Achter de huizen aan de Poten, ongeveer tegenover
het tegenwoordige Plein en doorloopend tot het Spui
lag het Convent van Maria in Galilea (G), een groot
klooster, waaraan nu nog slechts de naam van de Ba-
gijnestraat herinnert. Verderop, ongeveer ter hoogte van
het tegenwoordige Hotel Central, vond men weer een
belangrijke hofstede, genaamd ’t Craaiennest (77).
Evenals de Hofstede den Doornboom aan het Voorhout
komt deze reeds in het oudste hofboek van 1466 voor.
Aan het noordelijk uiteinde van het Spui stond een
aan O. L. Vrouw gewijde kapel J) op de brug,
die dan ook den naam Kapelsbrug verkreeg. Onder de
brug bevond zich een sluisje waardoor het beekwater
van Hofvijver en Hofgrachten afvloeide naar het Spui.

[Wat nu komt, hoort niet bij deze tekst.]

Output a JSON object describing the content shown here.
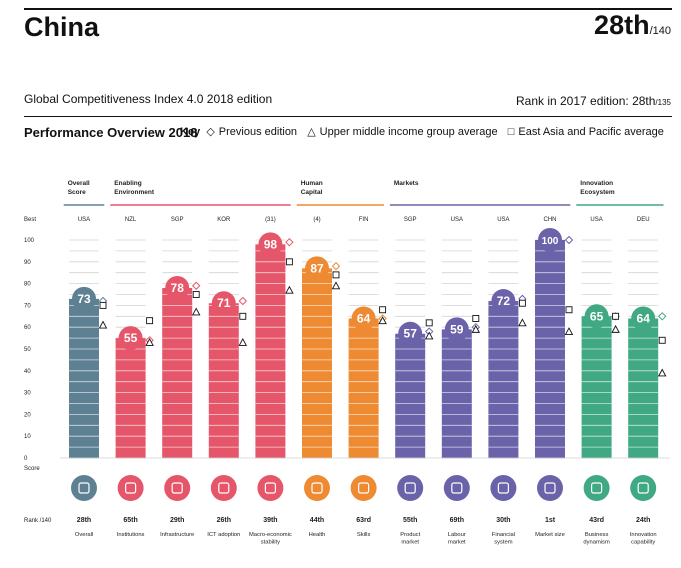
{
  "header": {
    "country": "China",
    "rank": "28th",
    "rank_of": "/140",
    "edition": "Global Competitiveness Index 4.0 2018 edition",
    "prev_rank_label": "Rank in 2017 edition: 28th",
    "prev_rank_of": "/135"
  },
  "performance": {
    "title": "Performance Overview 2018",
    "key_label": "Key",
    "key_items": [
      {
        "symbol": "◇",
        "label": "Previous edition"
      },
      {
        "symbol": "△",
        "label": "Upper middle income group average"
      },
      {
        "symbol": "□",
        "label": "East Asia and Pacific average"
      }
    ]
  },
  "colors": {
    "Overall Score": "#5d8193",
    "Enabling Environment": "#e6566a",
    "Human Capital": "#ee8a32",
    "Markets": "#6b63a9",
    "Innovation Ecosystem": "#40a883"
  },
  "chart_data": {
    "type": "bar",
    "ylim": [
      0,
      100
    ],
    "yticks": [
      0,
      10,
      20,
      30,
      40,
      50,
      60,
      70,
      80,
      90,
      100
    ],
    "best_label": "Best",
    "score_label": "Score",
    "rank_label": "Rank /140",
    "groups": [
      {
        "name": "Overall Score",
        "pillars": 1
      },
      {
        "name": "Enabling Environment",
        "pillars": 4
      },
      {
        "name": "Human Capital",
        "pillars": 2
      },
      {
        "name": "Markets",
        "pillars": 4
      },
      {
        "name": "Innovation Ecosystem",
        "pillars": 2
      }
    ],
    "pillars": [
      {
        "name": "Overall",
        "group": "Overall Score",
        "score": 73,
        "best": "USA",
        "rank": "28th",
        "prev": 72,
        "upper_mid": 61,
        "east_asia": 70,
        "icon": "overall-icon"
      },
      {
        "name": "Institutions",
        "group": "Enabling Environment",
        "score": 55,
        "best": "NZL",
        "rank": "65th",
        "prev": 54,
        "upper_mid": 53,
        "east_asia": 63,
        "icon": "institutions-icon"
      },
      {
        "name": "Infrastructure",
        "group": "Enabling Environment",
        "score": 78,
        "best": "SGP",
        "rank": "29th",
        "prev": 79,
        "upper_mid": 67,
        "east_asia": 75,
        "icon": "infrastructure-icon"
      },
      {
        "name": "ICT adoption",
        "group": "Enabling Environment",
        "score": 71,
        "best": "KOR",
        "rank": "26th",
        "prev": 72,
        "upper_mid": 53,
        "east_asia": 65,
        "icon": "ict-icon"
      },
      {
        "name": "Macro-economic stability",
        "group": "Enabling Environment",
        "score": 98,
        "best": "(31)",
        "rank": "39th",
        "prev": 99,
        "upper_mid": 77,
        "east_asia": 90,
        "icon": "macro-icon"
      },
      {
        "name": "Health",
        "group": "Human Capital",
        "score": 87,
        "best": "(4)",
        "rank": "44th",
        "prev": 88,
        "upper_mid": 79,
        "east_asia": 84,
        "icon": "health-icon"
      },
      {
        "name": "Skills",
        "group": "Human Capital",
        "score": 64,
        "best": "FIN",
        "rank": "63rd",
        "prev": 64,
        "upper_mid": 63,
        "east_asia": 68,
        "icon": "skills-icon"
      },
      {
        "name": "Product market",
        "group": "Markets",
        "score": 57,
        "best": "SGP",
        "rank": "55th",
        "prev": 58,
        "upper_mid": 56,
        "east_asia": 62,
        "icon": "product-market-icon"
      },
      {
        "name": "Labour market",
        "group": "Markets",
        "score": 59,
        "best": "USA",
        "rank": "69th",
        "prev": 60,
        "upper_mid": 59,
        "east_asia": 64,
        "icon": "labour-market-icon"
      },
      {
        "name": "Financial system",
        "group": "Markets",
        "score": 72,
        "best": "USA",
        "rank": "30th",
        "prev": 73,
        "upper_mid": 62,
        "east_asia": 71,
        "icon": "financial-system-icon"
      },
      {
        "name": "Market size",
        "group": "Markets",
        "score": 100,
        "best": "CHN",
        "rank": "1st",
        "prev": 100,
        "upper_mid": 58,
        "east_asia": 68,
        "icon": "market-size-icon"
      },
      {
        "name": "Business dynamism",
        "group": "Innovation Ecosystem",
        "score": 65,
        "best": "USA",
        "rank": "43rd",
        "prev": 65,
        "upper_mid": 59,
        "east_asia": 65,
        "icon": "business-dynamism-icon"
      },
      {
        "name": "Innovation capability",
        "group": "Innovation Ecosystem",
        "score": 64,
        "best": "DEU",
        "rank": "24th",
        "prev": 65,
        "upper_mid": 39,
        "east_asia": 54,
        "icon": "innovation-capability-icon"
      }
    ]
  }
}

Deze kapel werd ook wel Vischkapel genoemd, omdat
van ouds op de brug vischmarkt werd gehouden. Ooste
lijk van de brug kwam men weldra bij de Zuidpoort (Y)
van het Hof, westelijk liep een kronkelend straatje, het
Achterom, dat weinige tientallen jaren geleden nog in
wezen was.
Ten westen van het Spui lag het armste gedeelte van
het dorp. Hier in hoofdzaak was de ten onder gegane
lakennijverheid gevestigd geweest, waaraan de naam
Voldersgracht nog heden herinnert. Ook de Brouwer-
sloot (83) en de Verversloot (84) zijn thans nog als
smalle slopjes terug te vinden.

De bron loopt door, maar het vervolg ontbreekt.